Traditionally legislative committees have been the place where legislators and lobbyists could quietly kill legislation without the public finding out how the legislators voted.
Often bills pass or fail in committee by a voice vote, which means as a group those for say “Aye” and then those opposed “No.” A voice vote means you can’t look at the record and see how your legislator voted. But on some important issues a legislator will request a roll call vote showing how each committee member voted and whether the member voted. BUT even when a roll call vote is requested the record is not readily available to the public. Unlike recorded votes on the floor of the House or Senate the committee vote does not appear in the bill’s history on the legislative website. In addition, the press rarely reports on who voted which way in committee.
When Conduit For Action published a roll call vote in 2017 one Representative was so incensed, she demanded to know how CFA got the information. Guess she thought it was supposed to be secret. Committee roll call votes are public information. To get the information you have to request a copy from legislative staff.

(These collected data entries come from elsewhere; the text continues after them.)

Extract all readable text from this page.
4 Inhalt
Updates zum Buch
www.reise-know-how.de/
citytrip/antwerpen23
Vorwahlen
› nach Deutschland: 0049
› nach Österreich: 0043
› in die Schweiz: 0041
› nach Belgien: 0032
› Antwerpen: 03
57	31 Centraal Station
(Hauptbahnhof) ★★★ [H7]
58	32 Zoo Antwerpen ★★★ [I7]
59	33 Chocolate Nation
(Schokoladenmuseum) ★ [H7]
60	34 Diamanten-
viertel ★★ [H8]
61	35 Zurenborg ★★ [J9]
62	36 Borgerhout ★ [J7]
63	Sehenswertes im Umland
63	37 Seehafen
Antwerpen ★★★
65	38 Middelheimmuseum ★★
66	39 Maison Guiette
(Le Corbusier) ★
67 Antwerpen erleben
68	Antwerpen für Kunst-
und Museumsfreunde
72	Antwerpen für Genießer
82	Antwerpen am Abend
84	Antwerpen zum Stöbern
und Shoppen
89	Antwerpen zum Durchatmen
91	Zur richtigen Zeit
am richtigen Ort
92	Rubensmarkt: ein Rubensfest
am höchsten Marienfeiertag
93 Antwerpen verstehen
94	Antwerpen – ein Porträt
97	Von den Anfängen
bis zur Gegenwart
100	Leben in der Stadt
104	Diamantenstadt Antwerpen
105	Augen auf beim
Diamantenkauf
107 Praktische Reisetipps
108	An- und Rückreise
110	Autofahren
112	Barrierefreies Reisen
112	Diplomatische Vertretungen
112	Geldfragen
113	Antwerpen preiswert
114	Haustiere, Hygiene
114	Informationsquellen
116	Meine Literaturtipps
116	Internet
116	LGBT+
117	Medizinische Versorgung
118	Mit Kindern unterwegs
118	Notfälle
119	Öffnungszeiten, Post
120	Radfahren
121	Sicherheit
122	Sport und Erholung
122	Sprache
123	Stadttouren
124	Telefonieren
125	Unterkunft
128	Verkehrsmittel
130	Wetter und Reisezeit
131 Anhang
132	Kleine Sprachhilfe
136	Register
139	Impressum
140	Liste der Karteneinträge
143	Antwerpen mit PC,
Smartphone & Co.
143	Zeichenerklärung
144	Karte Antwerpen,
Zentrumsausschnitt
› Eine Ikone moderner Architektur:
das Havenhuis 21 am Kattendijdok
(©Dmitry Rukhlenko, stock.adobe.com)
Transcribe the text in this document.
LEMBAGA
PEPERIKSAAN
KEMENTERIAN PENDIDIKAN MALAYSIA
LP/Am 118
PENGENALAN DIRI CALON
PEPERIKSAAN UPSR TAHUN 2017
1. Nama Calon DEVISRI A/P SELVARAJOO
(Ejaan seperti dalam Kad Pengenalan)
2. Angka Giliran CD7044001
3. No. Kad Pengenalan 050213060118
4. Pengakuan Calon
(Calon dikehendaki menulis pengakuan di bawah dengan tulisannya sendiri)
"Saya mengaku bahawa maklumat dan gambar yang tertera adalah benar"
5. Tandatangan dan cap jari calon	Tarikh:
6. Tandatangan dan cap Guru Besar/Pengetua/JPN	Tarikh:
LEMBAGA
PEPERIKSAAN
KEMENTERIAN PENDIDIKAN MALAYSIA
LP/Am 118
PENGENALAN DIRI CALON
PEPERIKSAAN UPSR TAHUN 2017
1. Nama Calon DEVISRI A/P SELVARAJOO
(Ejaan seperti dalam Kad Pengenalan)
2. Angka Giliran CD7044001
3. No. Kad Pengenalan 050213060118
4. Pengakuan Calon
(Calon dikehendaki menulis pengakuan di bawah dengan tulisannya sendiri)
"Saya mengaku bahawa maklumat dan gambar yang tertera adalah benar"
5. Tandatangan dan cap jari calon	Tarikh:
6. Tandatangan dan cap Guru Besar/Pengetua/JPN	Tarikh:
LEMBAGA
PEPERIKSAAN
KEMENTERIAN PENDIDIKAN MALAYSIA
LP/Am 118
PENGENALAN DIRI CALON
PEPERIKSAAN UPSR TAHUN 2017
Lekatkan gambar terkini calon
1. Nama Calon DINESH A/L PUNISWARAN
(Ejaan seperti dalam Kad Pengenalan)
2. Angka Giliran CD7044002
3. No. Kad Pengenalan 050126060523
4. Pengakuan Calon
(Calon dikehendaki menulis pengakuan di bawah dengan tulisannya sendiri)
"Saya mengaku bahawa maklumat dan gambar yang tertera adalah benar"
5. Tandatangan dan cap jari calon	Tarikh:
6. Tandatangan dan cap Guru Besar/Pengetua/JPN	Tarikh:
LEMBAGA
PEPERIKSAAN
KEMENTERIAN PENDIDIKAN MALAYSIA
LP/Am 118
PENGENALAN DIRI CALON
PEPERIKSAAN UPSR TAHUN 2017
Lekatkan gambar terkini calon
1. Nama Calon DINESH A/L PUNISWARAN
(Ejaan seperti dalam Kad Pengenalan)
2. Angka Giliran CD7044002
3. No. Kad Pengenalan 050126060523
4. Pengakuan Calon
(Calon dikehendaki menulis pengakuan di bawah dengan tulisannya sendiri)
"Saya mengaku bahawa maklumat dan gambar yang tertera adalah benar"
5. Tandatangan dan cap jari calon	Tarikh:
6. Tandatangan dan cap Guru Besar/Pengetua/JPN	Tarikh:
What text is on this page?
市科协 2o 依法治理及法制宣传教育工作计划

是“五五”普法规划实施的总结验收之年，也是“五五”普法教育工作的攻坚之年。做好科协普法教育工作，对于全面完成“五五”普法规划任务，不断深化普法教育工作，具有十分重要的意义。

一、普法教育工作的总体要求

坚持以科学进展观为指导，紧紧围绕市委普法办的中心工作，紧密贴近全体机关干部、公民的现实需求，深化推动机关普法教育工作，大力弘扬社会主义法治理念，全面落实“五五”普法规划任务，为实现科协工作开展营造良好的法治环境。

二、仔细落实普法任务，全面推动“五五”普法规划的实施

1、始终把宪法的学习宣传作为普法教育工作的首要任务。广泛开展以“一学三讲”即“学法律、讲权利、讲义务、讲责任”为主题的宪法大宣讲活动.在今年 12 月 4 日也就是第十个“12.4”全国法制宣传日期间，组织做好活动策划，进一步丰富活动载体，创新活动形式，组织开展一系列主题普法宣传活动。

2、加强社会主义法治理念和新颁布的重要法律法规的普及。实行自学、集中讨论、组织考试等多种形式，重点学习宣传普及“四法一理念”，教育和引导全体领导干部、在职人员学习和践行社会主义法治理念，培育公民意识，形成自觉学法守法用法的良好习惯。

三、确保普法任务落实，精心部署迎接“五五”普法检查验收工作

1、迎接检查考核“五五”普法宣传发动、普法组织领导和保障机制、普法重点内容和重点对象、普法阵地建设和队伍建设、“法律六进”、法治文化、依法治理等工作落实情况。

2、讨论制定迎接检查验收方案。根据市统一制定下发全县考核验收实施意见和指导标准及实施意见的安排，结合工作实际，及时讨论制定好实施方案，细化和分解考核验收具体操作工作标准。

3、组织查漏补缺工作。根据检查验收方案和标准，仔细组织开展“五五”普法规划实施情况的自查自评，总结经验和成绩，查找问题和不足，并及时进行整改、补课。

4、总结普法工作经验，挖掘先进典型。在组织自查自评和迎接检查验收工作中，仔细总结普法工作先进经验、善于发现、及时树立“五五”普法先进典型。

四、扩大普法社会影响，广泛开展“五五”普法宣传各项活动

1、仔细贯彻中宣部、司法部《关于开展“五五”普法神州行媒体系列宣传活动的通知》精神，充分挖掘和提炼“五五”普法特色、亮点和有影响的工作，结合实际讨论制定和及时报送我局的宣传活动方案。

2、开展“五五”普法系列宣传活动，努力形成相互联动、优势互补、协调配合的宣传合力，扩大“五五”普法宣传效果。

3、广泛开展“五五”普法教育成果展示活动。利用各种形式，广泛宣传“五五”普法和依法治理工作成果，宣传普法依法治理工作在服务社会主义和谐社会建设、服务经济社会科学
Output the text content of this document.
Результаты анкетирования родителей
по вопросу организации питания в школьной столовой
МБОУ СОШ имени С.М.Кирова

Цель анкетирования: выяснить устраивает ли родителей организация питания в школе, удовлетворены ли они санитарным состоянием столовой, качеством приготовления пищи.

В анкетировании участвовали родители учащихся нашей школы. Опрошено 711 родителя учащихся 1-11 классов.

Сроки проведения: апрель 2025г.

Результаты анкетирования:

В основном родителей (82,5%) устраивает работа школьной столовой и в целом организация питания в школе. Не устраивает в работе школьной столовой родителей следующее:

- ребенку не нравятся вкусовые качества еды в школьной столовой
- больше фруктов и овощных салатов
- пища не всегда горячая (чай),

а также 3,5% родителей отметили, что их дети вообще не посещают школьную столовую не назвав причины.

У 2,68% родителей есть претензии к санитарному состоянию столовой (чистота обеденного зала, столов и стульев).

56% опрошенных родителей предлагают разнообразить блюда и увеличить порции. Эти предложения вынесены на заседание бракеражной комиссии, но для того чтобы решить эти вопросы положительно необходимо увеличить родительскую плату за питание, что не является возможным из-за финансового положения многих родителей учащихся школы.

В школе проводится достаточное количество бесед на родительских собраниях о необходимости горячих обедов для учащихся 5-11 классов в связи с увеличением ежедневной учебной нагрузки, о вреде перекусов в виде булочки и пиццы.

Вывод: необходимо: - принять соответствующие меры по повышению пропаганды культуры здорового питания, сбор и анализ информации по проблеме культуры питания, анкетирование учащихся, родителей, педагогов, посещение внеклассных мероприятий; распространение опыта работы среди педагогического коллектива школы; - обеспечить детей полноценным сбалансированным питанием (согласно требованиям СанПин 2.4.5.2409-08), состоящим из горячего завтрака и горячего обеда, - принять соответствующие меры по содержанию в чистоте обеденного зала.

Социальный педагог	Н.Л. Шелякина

But her outrage over CFA daring to let you know how committee members voted, is nothing compared to the two-year tantrum of Senator Jim Hendren over CFA using important committee votes in scoring how well legislators matched with our goals of a lower tax burden, smaller government, more economic freedom, and government ethics. Apparently, the Senator thinks that if you kill a bill in the thirty-five member Senate your vote should be scored but if you killed the same bill in committee, where there are only eight members, a bad vote should not count against the legislator.
Under this odd notion the most important bill of the entire legislative session could be killed in Senate committee by four of the eight members voting “No,” voting “Present,” or not voting at all and the vote to kill the bill would not count against anyone.
What subject is the most important to you? Abortion? Gun Rights? Stopping sanctuary cities? Lowering the overall tax burden? Now imagine that whatever bill you have selected passes in the House of Representatives but then the bill fails in Senate committee without it ever going to the full Senate. Under Senator Hendren’s notion you wouldn’t hold any Senators accountable for stopping the bill because it was only a committee vote and not a full Senate vote. Would you let Senators who stopped your bill off the hook because it was by a committee vote? OF COURSE NOT.
Since a committee is made up of only a fraction of the Senate would you score the committee vote as having less weight than if the bill had been killed by the full Senate. OF COURSE NOT. YOU HAVE ALREADY SAID IT IS THE MOST IMPORTANT BILL TO YOU.
The big lobbying interests have always closely monitored and scored committee votes. It is just the public who has remained in the dark. Lobbyists will check with committee staff to double check their records on how committee members voted or request legislative staff to send a copy of the roll call vote to them. Legislators know the big lobbying interests do this. Legislators also know big lobbyists can choose to help them get campaign donations or to drum up a primary opponent against them.
At Conduit For Action we think you are more important than the big money lobbyists. That is why we go to the extra effort to request a copy of important roll call votes in committee and why we use more important committee votes in our scoring.